Maggie Neale’s “Intersection” is another painterly abstraction. The Montpelier artist’s 20-by-20-inch oil with collage elements includes Vermont maps. Barre appears in the center of the piece, while pictured below is collaged traffic from a 1960s European metropolis, complete with yellow, double-decker buses. It’s as if this little corner of New England had a cosmopolitan flair and proximity to the wider world.
Digital photography in this exhibition includes ink-jet color prints by Gary Miller. “Coolidge” and “Bottle” are up-close details of dilapidated store signs from a seedy part of town. In “Bottle,” the red sign with white letters, probably from a liquor store, looks particularly shabby with its neon tubes exposed to daylight. Miller’s composition is strong and angular. “Coolidge” depicts a round, white-on-black painted sign for Coolidge Cleansers, a vintage dry cleaner. “Go Greyhound” features the fast dog on the side of a bus. Out of context, it’s a striking pop image.
John Brickels’ “Steam Punk Cycle” is an old tricycle altered and built up with clay. The title is a reference to fanciful variations on Victorian-era technology. Brickels is known for making clay robots, and one can imagine a robotic tyke loving this trike, with its clay rivets and strange mechanical details.

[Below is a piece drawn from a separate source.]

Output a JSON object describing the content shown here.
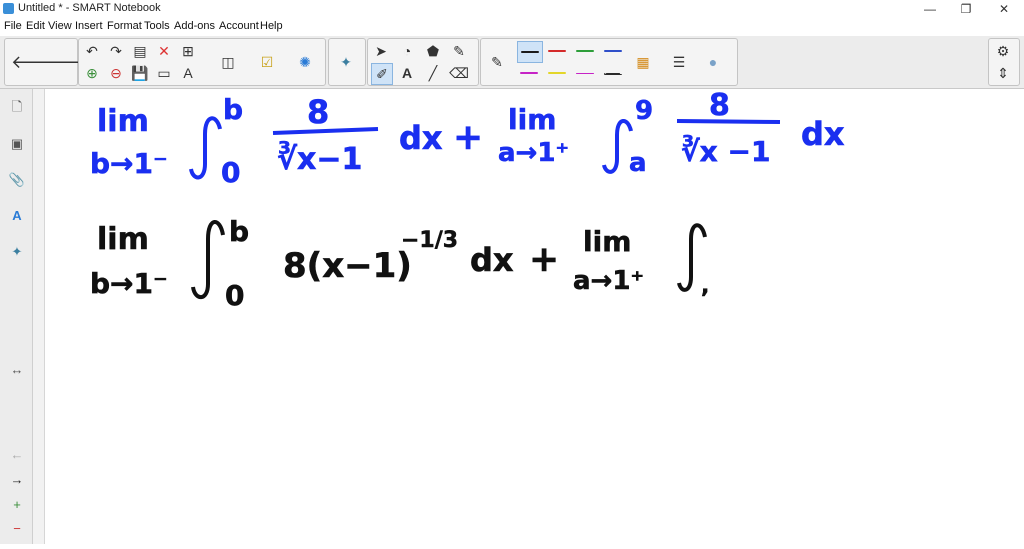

Montpelier artist Eric Zency’s “Site 3” is an assemblage of nine vertical, 4-by-48-inch strips of wood, these wrapped in the sliced-up site map of a road project. Zency organized the assemblage into a minimal yet sturdy composition based on bold graphics that seem to march across the mostly white space.
Jessica Hatheway Scriver presents three 12-by-12-inch, mixed-media paintings from her “Healing in Paris” series, each with a map of that city superimposed on it. One is blue with an anatomically correct heart at its center, another is yellow with the palm of a hand, and the third is green with a brain. How could a sojourn in France’s City of Light be anything but healing?
When Vermont’s most famous motorist, Burlingtonian H. Nelson Jackson, made the first North American coast-to-coast trip by car in 1903, he lacked decent maps but was never lost in traffic — there just wasn’t much of it. In the 21st century, even downtown Barre can suffer enough roadwork and detours to inspire an intriguing art show.